NH House OKs family medical leave program

Bill creates state-run insurance plan with opt-out provision

The NH House approved a measure creating a paid family and medical leave insurance program on a 183-151 vote, despite warnings that such a program is an “income tax” and “unsustainable” because it wouldn't be mandatory.

House Bill 628 would set up a state-run family and medical leave insurance program, operating similarly to unemployment insurance. The bill would create a fund to pay workers who need to care for a sick relative or child, or to recover from an illness themselves. They would receive 60 percent of their salary for a maximum of 12 weeks.

All workers would pay a half-percent of their salary into the fund, unless they opt out of both the payment and the benefits.
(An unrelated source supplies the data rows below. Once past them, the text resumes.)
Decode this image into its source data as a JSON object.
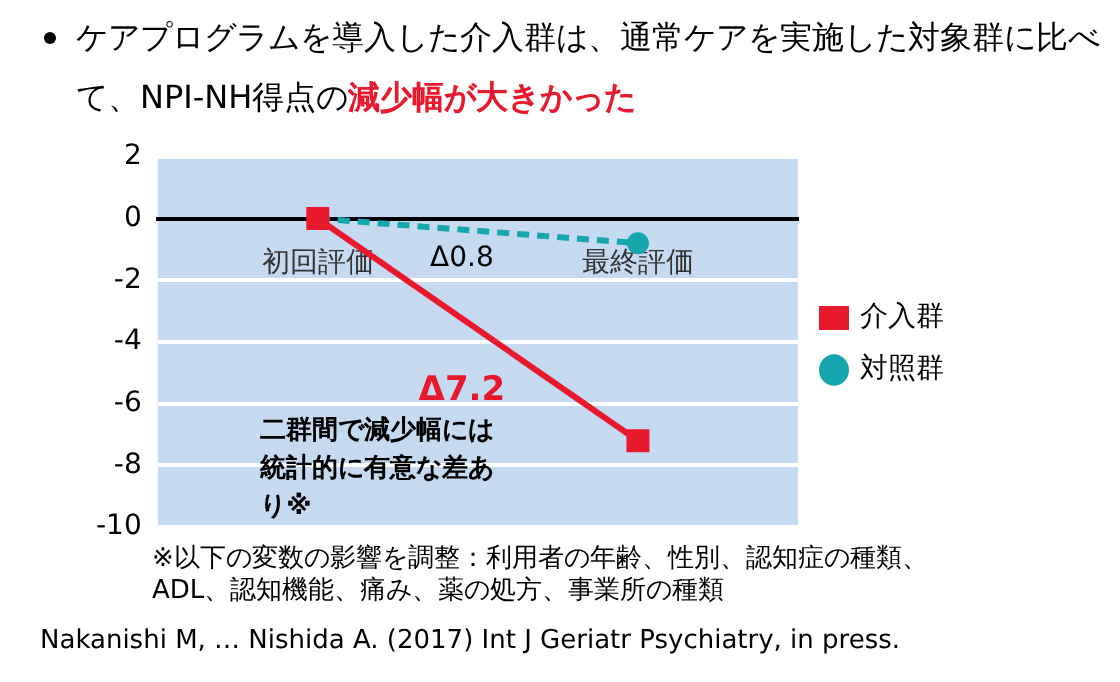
{
  "chart_data": {
    "type": "line",
    "title": "ケアプログラムを導入した介入群は、通常ケアを実施した対象群に比べて、NPI-NH得点の",
    "subtitle": "減少幅が大きかった",
    "categories": [
      "初回評価",
      "最終評価"
    ],
    "series": [
      {
        "name": "介入群",
        "color": "#e8192c",
        "values": [
          0,
          -7.2
        ],
        "marker": "square",
        "line_style": "solid"
      },
      {
        "name": "対照群",
        "color": "#16a6ad",
        "values": [
          0,
          -0.8
        ],
        "marker": "circle",
        "line_style": "dashed"
      }
    ],
    "ylim": [
      -10,
      2
    ],
    "yticks": [
      -10,
      -8,
      -6,
      -4,
      -2,
      0,
      2
    ],
    "grid": "y",
    "legend": "right",
    "annotations": [
      "Δ0.8",
      "Δ7.2",
      "二群間で減少幅には統計的に有意な差あり※",
      "※以下の変数の影響を調整：利用者の年齢、性別、認知症の種類、\nADL、認知機能、痛み、薬の処方、事業所の種類",
      "Nakanishi M, … Nishida A. (2017) Int J Geriatr Psychiatry, in press."
    ]
  }
}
That opt-out provision makes it different from other states that started mandatory paid leave programs, such as California and New Jersey. Under the New Hampshire bill, the employee would have only one chance to opt out. They could however opt in annually.

“This is an income tax disguised as a premium, “ said Rep. Leonard Turcotte, R-Barrington.

However the opt-out provision would make it possible for people to game the system, which would make the program an “abject financial failure,” he added.

The House Labor Committee chose the opt-put provision because many people in the business community insisted on a voluntary program, whereas making it too easy to come and go would undermine the program’s financial viability.

The important thing is to be able to provide an insurance policy that most employers can’t afford, said Douglas Ley, D-Jaffrey. For employees, it would help them deal with “the difficult wrenching decision of whether I continue to work and neglect my elderly parent or quit to provide care. This helps them at virtually no cost to the employer.”

The bill still has a long way to go. House Speaker Gene Chandler, R-Bartlett, assigned it to the House Commerce Committee, where it is expected to face a tough battle. It would then go before the full House again before returning to the Senate.